CytRx Corporation (Nasdaq: CYTR), a biopharmaceutical company specializing in oncology, today announced the publication of a case report in the peer-reviewed Journal of Clinical Oncology documenting the use of tamibarotene in the successful treatment of a patient with recurrent advanced-stage acute promyelocytic leukemia (APL). The case report provides further evidence of the biological activity of tamibarotene, which data indicate is 10-times more potent and less toxic than with all trans retinoic acid (ATRA). The announced results, which highlight the activity of tamibarotene in this patient, support CytRx's Phase 2b clinical trial with tamibarotene in combination with chemotherapeutical agents for the treatment of patients with advanced non-small-cell lung cancer (NSCLC).
The case report documents the total elimination of a unique and deadly form of APL called promyelocytic sarcoma from a patient who was diagnosed with APL at age 25 in 2004. Tamibarotene was first administered in December 2009 under a compassionate use protocol to treat this particularly aggressive form of APL following multiple failures with approved therapies, including ATRA, the current first-line APL standard of care, arsenic trioxide (ATO), the current second-line APL standard of care, as well as anthracycline chemotherapy, cytotoxic antibody therapy and a blood stem cell transplant. Treatment with orally available tamibarotene eradicated 20 tumors located in the abdomen, chest, deep muscles and subcutaneous tissues, and was well tolerated by the patient. At one-year following initiation of treatment, the patient continued to be cancer-free and is continuing therapy with tamibarotene indefinitely.

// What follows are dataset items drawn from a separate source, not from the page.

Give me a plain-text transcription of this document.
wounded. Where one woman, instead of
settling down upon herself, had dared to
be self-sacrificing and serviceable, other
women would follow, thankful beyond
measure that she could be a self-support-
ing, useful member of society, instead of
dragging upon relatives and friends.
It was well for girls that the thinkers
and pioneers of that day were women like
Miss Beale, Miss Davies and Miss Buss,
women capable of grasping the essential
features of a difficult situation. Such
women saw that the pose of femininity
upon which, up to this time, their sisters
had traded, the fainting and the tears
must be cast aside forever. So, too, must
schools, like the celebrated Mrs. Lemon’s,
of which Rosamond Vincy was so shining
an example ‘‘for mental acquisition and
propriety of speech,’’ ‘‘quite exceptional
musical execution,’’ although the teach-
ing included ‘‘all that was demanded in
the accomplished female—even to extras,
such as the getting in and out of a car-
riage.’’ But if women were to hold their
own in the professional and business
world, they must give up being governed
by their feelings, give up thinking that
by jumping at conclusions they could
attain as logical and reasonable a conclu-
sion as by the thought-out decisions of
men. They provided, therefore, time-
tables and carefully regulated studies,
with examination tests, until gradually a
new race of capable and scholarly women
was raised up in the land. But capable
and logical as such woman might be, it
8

The case report, "Successful Treatment of Relapsed and Refractory Extramedullary Acute Promyelocytic Leukemia with Tamibarotene," (April 13, 2011) was coauthored by Daniel Levitt, MD, Ph.D., CytRx's Chief Medical Officer, in conjunction with researchers at the University of Texas Southwestern in Dallas. "We have seen several patients respond dramatically to tamibarotene after failing multiple standard treatments for their APL. The total response of these leukemic solid tumors to tamibarotene in the patient reported in this article was astounding.
"We are very optimistic about the potential of tamibarotene in combination with chemotherapeutic agents in the treatment of NSCLC, since our clinical trial is based on statistically significant clinical results obtained from an ATRA/chemotherapy combination in patients with stage 4 disease," said Dr. Levitt.